Tool Use & Front-End Actions
1. What is “Tool Use”
Gendox supports a "tool use" mechanism that allows your AI agent to request actions on your website by calling tools that you define.
Instead of just answering with text, the agent can, for example:
- Open a product page
- Apply or update search/filter options
- Auto-fill a form
- Trigger any custom front-end workflow
When a tool is triggered, the Gendox widget sends a browser postMessage
event:
{
"type": "gendox.events.chat.message.tool_calls.request",
"payload": [...]
}
The event payload lists every tool call the agent just made, along with any arguments.
Typical use cases:
Tool name | What you implement in JS | Example use-case |
---|---|---|
open_web_page | window.open(url) | Open a new product page in a new tab |
set_filters | Update DOM or URL parameters | Filter product listings |
fill_form | Fill input elements | Speed-fill checkout or inquiry forms |
3. Adding Tools in the Gendox UI
- Open your project → Settings → AI Agent → Tools
- Click “Add Tool” and paste a JSON schema identical to OpenAI’s format.
Example schema for “open web page”:
{
"name": "open_web_page",
"strict": true,
"description": "Function to open a web page in the browser. Sends an event to the browser to open a new tab with the specified URL.",
"parameters": {
"type": "object",
"required": ["url"],
"additionalProperties": false,
"properties": {
"url": {
"type": "string",
"description": "The URL of the web page to open"
}
}
}
}
- Save.
From now on your agent can decide to callopen_web_page
.
4. Handling Tool Calls in Your Front End
4.1 Add a listener
Gendox SDK is exposed in the browser under window.gendox.tools property. There are 3 important fields related to tool use:
window.gendox.tools = {
allTools: {
"tool_name": handlerFunction,
"other_tool_name": anotherHandlerFunction,
}, // All tools defined in the project
registerTool, // Function to register a new tool
removeTool, // Function to remove a tool
};
Currently, there is 1 registered default tool: open_web_page
, which opens a new tab with the specified URL. To add yours you can use the registerTool
function:
window.gendox.tools.removeTool('open_web_page'); // Remove existing tool if needed
window.gendox.tools.registerTool({
name: 'open_web_page',
handler: (args) => {
// TODO add your implementation here
console.log("Opening web page:", arguments.url);
window.open(arguments.url, '_blank');
return {"status": "executed"}
}
});
Gendox SDK will automatically call the handler
function when the agent calls the tool.
If you to handle the tool calls in your own way, you can add a listener to the message
event in the browser:
window.addEventListener('message', (event) => {
if (event.data.type === 'gendox.events.chat.message.tool_calls.request') {
const toolCalls = event.data.payload;
let responses = [];
toolCalls.forEach((tool) => {
if (tool.function.name === 'open_web_page') {
// your implementation here
// ----->>>>> Add response message <<<<<-----
tool.response = { status: "executed" };
}
...
});
}
});
Note: Tool use is currently one-way: the agent notifies the browser to run a tool or action (e.g., open a page, update filters, etc.). Data is not yet sent back to the agent; this will be available in future versions.

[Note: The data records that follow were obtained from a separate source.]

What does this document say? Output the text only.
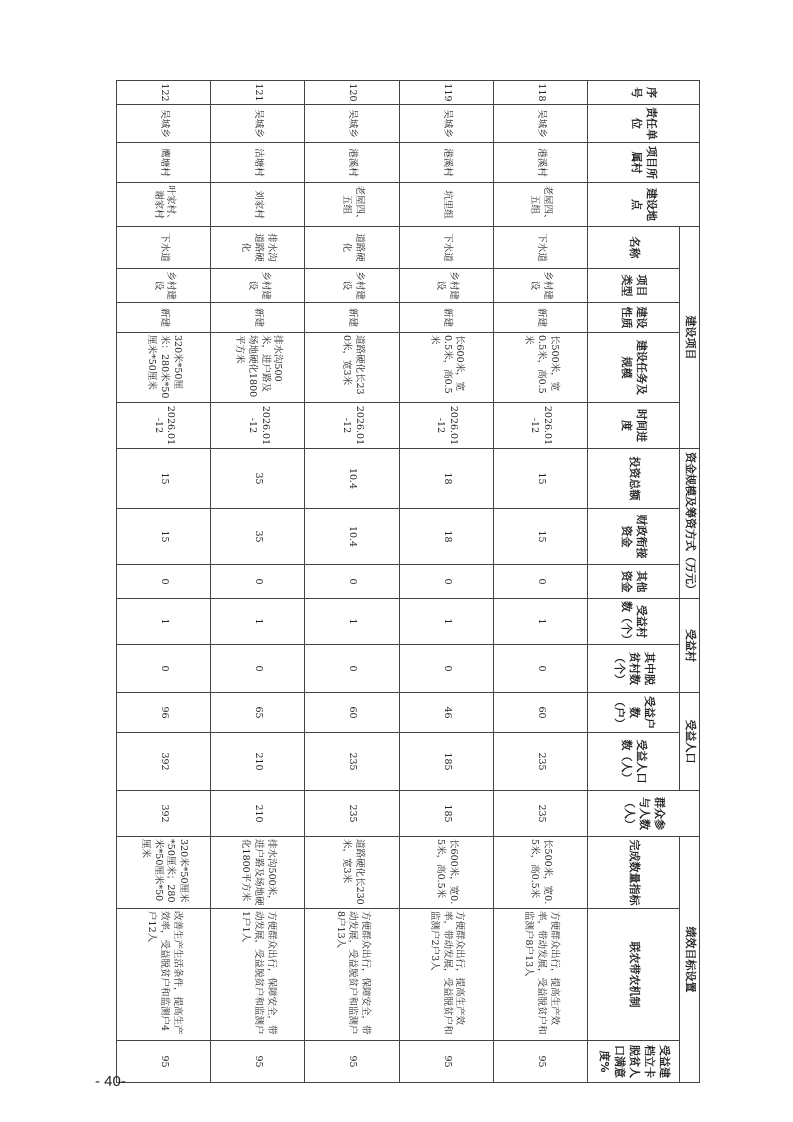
序号	责任单位	项目所属村	建设地点	建设项目					资金规模及筹资方式（万元）			受益村		受益人口		群众参与人数（人）	绩效目标设置		
				名称	项目类型	建设性质	建设任务及规模	时间进度	投资总额	财政衔接资金	其他资金	受益村数（个）	其中脱贫村数（个）	受益户数（户）	受益人口数（人）		完成数量指标	联农带农机制	受益建档立卡脱贫人口满意度%
118	吴城乡	港溪村	老屋四、五组	下水道	乡村建设	新建	长500米，宽0.5米，高0.5米	2026.01-12	15	15	0	1	0	60	235	235	长500米，宽0.5米，高0.5米	方便群众出行，提高生产效率，带动发展，受益脱贫户和监测户8户13人	95
119	吴城乡	港溪村	坑里组	下水道	乡村建设	新建	长600米，宽0.5米，高0.5米	2026.01-12	18	18	0	1	0	46	185	185	长600米，宽0.5米，高0.5米	方便群众出行，提高生产效率，带动发展，受益脱贫户和监测户2户3人	95
120	吴城乡	港溪村	老屋四、五组	道路硬化	乡村建设	新建	道路硬化长230米，宽3米	2026.01-12	10.4	10.4	0	1	0	60	235	235	道路硬化长230米，宽3米	方便群众出行，保障安全，带动发展，受益脱贫户和监测户8户13人	95
121	吴城乡	沽塘村	刘家村	排水沟道路硬化	乡村建设	新建	排水沟500米，进户路及场地硬化1800平方米	2026.01-12	35	35	0	1	0	65	210	210	排水沟500米，进户路及场地硬化1800平方米	方便群众出行，保障安全，带动发展，受益脱贫户和监测户1户1人	95
122	吴城乡	鹰塘村	叶家村、谢家村	下水道	乡村建设	新建	320米*50厘米：280米*50厘米*50厘米	2026.01-12	15	15	0	1	0	96	392	392	320米*50厘米*50厘米；280米*50厘米*50厘米	改善生产生活条件，提高生产效率，受益脱贫户和监测户4户12人	95
- 40-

Contact us if you need this feature urgently!
4.2 Payload format
The widget sends an array (you may receive multiple tool calls at once):
[
{
"threadId": "2043baeb-873f-464a-8840-5bf32dd6856a",
"messageId": "fe8244bf-ddc7-4ac8-9def-ff9f5163ae2f",
"function": {
"name": "open_web_page",
"arguments": "{\"url\":\"https://example.com\"}"
},
"id": "",
"type": "function"
}
]
Field cheat-sheet:
Field | Meaning |
---|---|
threadId | Chat thread the call belongs to |
messageId | Specific message that triggered the call |
function.name | Tool name you registered in Gendox |
function.arguments | JSON string with the parameters |
5. Step-by-Step Recap
Step | What you do |
---|---|
1. | Define tools in Project → Settings → AI Agent → Tools (OpenAI-style JSON schema). |
2. | Deploy the usual Gendox widget <script …> tag on your site. |
3. | Add a window.addEventListener('message', handler) in your front-end. |
4. | In the handler, look for type === 'gendox.events.chat.message.tool_calls.request' . |
5. | Parse event.data.payload , match each function.name , run your own JS (open tab, modify DOM, etc.). |
6. | (Future) In a later release you’ll be able to send results back to the agent. |
6. Gotchas & Best Practices
- One-way only: don’t expect a reply channel yet; perform the action and you’re done.
- Security: validate the arguments (
new URL(url)
, whitelists, etc.) before executing. - Multiple calls: the array may contain more than one tool invocation—loop through it.
- Versioning: schema changes won’t break old widgets, but keep your handler switch-case up-to-date.
Happy building!
With Gendox Tool Use you can turn any website from a static page into an interactive AI Agent that navigates, filters, and controls your site.